Apart from anything else, they are linked to expectations. With private cross-border capital flows increasing in importance, that's the reason the Bretton Woods system of fixed exchange rates collapsed in 1970s. Before reforms, Indian exchange rates were administratively determined. The rupee was overvalued by a factor of around 25% and there was a thriving hawala market.
We transited through partial convertibility to a market-determined rate. I remember walking into a bookshop in those partially-convertible days of 1993. There were two identical copies of a book, published abroad. But their rupee prices were different, because they had been imported on different dates.
Reading or writing about market-determined exchange rates is one thing. Experiencing it at first hand is another. RBI's present forex measures are knee-jerk and temporary, be they on exporters holding foreign currency, intra-currency day trading or NRI deposit rates. They are also against spirit of reforms, though plausible arguments can be made about capital and forex markets not being broad enough, or controls on capital account.
There is a difference between secular forex trends and volatility. As secular trend, we know the following.
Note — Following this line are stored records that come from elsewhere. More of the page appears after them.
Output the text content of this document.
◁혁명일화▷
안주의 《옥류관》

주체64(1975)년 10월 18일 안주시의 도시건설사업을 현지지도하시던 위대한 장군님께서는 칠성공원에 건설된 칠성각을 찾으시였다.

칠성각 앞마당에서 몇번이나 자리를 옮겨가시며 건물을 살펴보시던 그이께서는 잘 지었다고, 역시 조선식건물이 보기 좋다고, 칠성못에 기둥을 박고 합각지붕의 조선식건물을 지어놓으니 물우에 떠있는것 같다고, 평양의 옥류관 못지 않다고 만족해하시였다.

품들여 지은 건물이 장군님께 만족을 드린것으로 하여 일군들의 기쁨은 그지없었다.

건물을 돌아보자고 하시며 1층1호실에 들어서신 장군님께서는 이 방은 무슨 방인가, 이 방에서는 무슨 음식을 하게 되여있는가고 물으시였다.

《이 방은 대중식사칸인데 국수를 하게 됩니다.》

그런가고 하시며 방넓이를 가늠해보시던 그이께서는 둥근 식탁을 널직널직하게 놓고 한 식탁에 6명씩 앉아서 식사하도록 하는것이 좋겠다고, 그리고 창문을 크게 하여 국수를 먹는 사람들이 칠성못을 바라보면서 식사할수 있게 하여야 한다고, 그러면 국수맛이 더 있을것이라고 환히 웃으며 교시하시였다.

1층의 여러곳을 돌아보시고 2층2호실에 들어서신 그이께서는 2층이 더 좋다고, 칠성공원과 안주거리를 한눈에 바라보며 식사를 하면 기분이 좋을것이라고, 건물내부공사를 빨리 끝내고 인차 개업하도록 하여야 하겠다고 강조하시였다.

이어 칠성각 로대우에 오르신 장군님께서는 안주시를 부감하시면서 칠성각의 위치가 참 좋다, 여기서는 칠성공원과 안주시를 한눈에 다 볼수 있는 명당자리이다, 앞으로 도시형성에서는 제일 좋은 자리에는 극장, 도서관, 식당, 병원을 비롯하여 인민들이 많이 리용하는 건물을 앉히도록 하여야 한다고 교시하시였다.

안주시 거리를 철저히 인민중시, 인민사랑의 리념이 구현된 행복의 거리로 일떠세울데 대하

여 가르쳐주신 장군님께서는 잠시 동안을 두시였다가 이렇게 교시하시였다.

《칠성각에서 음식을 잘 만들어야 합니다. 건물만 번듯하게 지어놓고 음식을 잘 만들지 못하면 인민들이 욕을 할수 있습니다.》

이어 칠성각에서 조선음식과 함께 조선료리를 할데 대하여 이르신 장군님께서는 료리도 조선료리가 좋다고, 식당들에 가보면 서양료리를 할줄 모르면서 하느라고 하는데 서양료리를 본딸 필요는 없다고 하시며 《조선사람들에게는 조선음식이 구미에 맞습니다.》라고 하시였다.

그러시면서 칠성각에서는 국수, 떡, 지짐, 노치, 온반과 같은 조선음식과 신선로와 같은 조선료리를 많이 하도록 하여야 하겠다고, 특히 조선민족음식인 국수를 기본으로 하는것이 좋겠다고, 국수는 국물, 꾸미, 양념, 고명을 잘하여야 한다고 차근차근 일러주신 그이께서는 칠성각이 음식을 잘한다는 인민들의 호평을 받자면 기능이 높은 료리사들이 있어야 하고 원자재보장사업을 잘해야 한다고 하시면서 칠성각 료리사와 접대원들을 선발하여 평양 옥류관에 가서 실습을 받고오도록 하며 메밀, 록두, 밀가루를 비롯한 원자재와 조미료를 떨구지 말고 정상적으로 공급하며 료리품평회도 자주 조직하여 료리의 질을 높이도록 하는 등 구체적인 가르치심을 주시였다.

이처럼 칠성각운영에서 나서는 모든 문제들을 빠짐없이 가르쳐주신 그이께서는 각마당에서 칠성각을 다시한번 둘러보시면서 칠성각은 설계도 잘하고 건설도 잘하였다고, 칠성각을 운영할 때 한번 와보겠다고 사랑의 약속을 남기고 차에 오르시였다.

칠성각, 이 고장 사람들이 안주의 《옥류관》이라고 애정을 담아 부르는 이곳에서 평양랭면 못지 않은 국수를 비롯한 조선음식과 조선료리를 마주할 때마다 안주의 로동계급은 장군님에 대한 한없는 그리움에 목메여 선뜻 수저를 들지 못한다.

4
If a country grows fast, as India is expected to, demand for rupees will increase and, therefore, in the medium term, rupee will appreciate. But that's medium term. In general, depreciation is good for exports and bad for imports.
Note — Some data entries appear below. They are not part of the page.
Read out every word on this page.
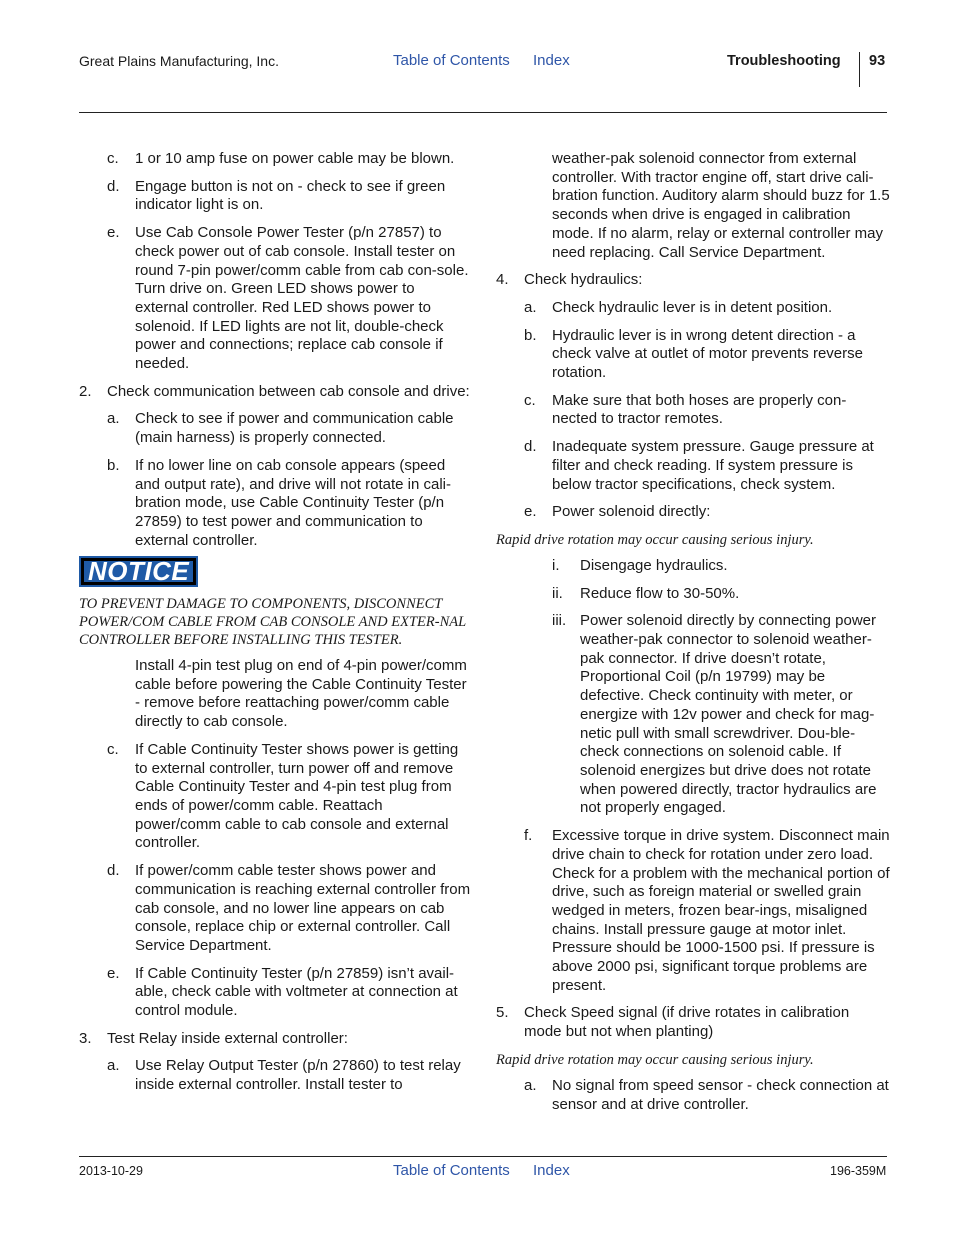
Great Plains Manufacturing, Inc.	Table of Contents Index	Troubleshooting 93
c. 1 or 10 amp fuse on power cable may be blown.
d. Engage button is not on - check to see if green indicator light is on.
e. Use Cab Console Power Tester (p/n 27857) to check power out of cab console. Install tester on round 7-pin power/comm cable from cab con-sole. Turn drive on. Green LED shows power to external controller. Red LED shows power to solenoid. If LED lights are not lit, double-check power and connections; replace cab console if needed.
2. Check communication between cab console and drive:
a. Check to see if power and communication cable (main harness) is properly connected.
b. If no lower line on cab console appears (speed and output rate), and drive will not rotate in cali-bration mode, use Cable Continuity Tester (p/n 27859) to test power and communication to external controller.
NOTICE
TO PREVENT DAMAGE TO COMPONENTS, DISCONNECT POWER/COM CABLE FROM CAB CONSOLE AND EXTER-NAL CONTROLLER BEFORE INSTALLING THIS TESTER.
Install 4-pin test plug on end of 4-pin power/comm cable before powering the Cable Continuity Tester - remove before reattaching power/comm cable directly to cab console.
c. If Cable Continuity Tester shows power is getting to external controller, turn power off and remove Cable Continuity Tester and 4-pin test plug from ends of power/comm cable. Reattach power/comm cable to cab console and external controller.
d. If power/comm cable tester shows power and communication is reaching external controller from cab console, and no lower line appears on cab console, replace chip or external controller. Call Service Department.
e. If Cable Continuity Tester (p/n 27859) isn’t avail-able, check cable with voltmeter at connection at control module.
3. Test Relay inside external controller:
a. Use Relay Output Tester (p/n 27860) to test relay inside external controller. Install tester to
weather-pak solenoid connector from external controller. With tractor engine off, start drive cali-bration function. Auditory alarm should buzz for 1.5 seconds when drive is engaged in calibration mode. If no alarm, relay or external controller may need replacing. Call Service Department.
4. Check hydraulics:
a. Check hydraulic lever is in detent position.
b. Hydraulic lever is in wrong detent direction - a check valve at outlet of motor prevents reverse rotation.
c. Make sure that both hoses are properly con-nected to tractor remotes.
d. Inadequate system pressure. Gauge pressure at filter and check reading. If system pressure is below tractor specifications, check system.
e. Power solenoid directly:
Rapid drive rotation may occur causing serious injury.
i. Disengage hydraulics.
ii. Reduce flow to 30-50%.
iii. Power solenoid directly by connecting power weather-pak connector to solenoid weather-pak connector. If drive doesn’t rotate, Proportional Coil (p/n 19799) may be defective. Check continuity with meter, or energize with 12v power and check for mag-netic pull with small screwdriver. Dou-ble-check connections on solenoid cable. If solenoid energizes but drive does not rotate when powered directly, tractor hydraulics are not properly engaged.
f. Excessive torque in drive system. Disconnect main drive chain to check for rotation under zero load. Check for a problem with the mechanical portion of drive, such as foreign material or swelled grain wedged in meters, frozen bear-ings, misaligned chains. Install pressure gauge at motor inlet. Pressure should be 1000-1500 psi. If pressure is above 2000 psi, significant torque problems are present.
5. Check Speed signal (if drive rotates in calibration mode but not when planting)
Rapid drive rotation may occur causing serious injury.
a. No signal from speed sensor - check connection at sensor and at drive controller.
2013-10-29	Table of Contents Index	196-359M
From that export angle, we also have a purchasing power parity (PPP) argument, which is more normative and less descriptive in nature. If inflation rates in India are relatively higher, rupee should depreciate, to ensure export price competitiveness. And there is also an interest-rate parity argument. If interest rates in India are relatively higher, capital flows into India will encourage rupee appreciation.
For some time, India had these two forces working in opposite directions. In 2003-04, contrary to a priori logic (since India is supposed to be a capital-deficient country), there was even a surplus on capital account. The present problem is that we have an increasing current account deficit and declining capital account inflows.
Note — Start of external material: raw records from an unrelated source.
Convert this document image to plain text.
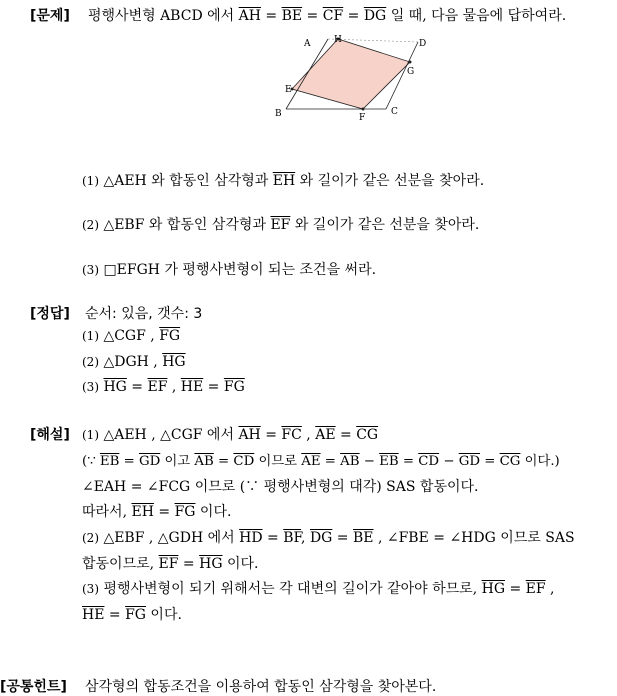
[문제] 평행사변형 ABCD 에서 $\overline{AH} = \overline{BE} = \overline{CF} = \overline{DG}$ 일 때, 다음 물음에 답하여라.
A	H	D
E
G
B	F
C
(1) △AEH 와 합동인 삼각형과 $\overline{EH}$ 와 길이가 같은 선분을 찾아라.
(2) △EBF 와 합동인 삼각형과 $\overline{EF}$ 와 길이가 같은 선분을 찾아라.
(3) □EFGH 가 평행사변형이 되는 조건을 써라.
[정답] 순서: 있음, 갯수: 3
(1) △CGF , $\overline{FG}$
(2) △DGH , $\overline{HG}$
(3) $\overline{HG} = \overline{EF}$ , $\overline{HE} = \overline{FG}$
[해설] (1) △AEH , △CGF 에서 $\overline{AH} = \overline{FC}$ , $\overline{AE} = \overline{CG}$
(∵ $\overline{EB} = \overline{GD}$ 이고 $\overline{AB} = \overline{CD}$ 이므로 $\overline{AE} = \overline{AB} - \overline{EB} = \overline{CD} - \overline{GD} = \overline{CG}$ 이다.)
∠EAH = ∠FCG 이므로 (∵ 평행사변형의 대각) SAS 합동이다.
따라서, $\overline{EH} = \overline{FG}$ 이다.
(2) △EBF , △GDH 에서 $\overline{HD} = \overline{BF}$, $\overline{DG} = \overline{BE}$ , ∠FBE = ∠HDG 이므로 SAS
합동이므로, $\overline{EF} = \overline{HG}$ 이다.
(3) 평행사변형이 되기 위해서는 각 대변의 길이가 같아야 하므로, $\overline{HG} = \overline{EF}$ ,
$\overline{HE} = \overline{FG}$ 이다.
[공통힌트] 삼각형의 합동조건을 이용하여 합동인 삼각형을 찾아본다.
As a permanent solution, RBI intervention is no answer. Apart from other costs - and it becomes impossible to disentangle secular trends from volatility - it encourages those with forex transactions not to take forex cover. Life is full of uncertainty and forex markets are no different. Confronted with volatility, you hedge, assuming you are risk-averse. (There is a valid argument about lack of depth in forward markets.)
That's like paying a premium for insurance. Blaming it all on Greece is dysfunctional. The argument that FII inflows represent hot money is also pointless. All speculative flows are volatile. They are 'hot' only in the sense that they exit a country that is become 'hot'.
Why have we made India too 'hot' for FDI and FII inflows? Why have we fuelled the expectation angle that the India Shining story has now yielded to an India Whining one? Why have we conveyed the signal that nothing is going to happen before 2014? One should introspect, and not just retrospect, tax laws.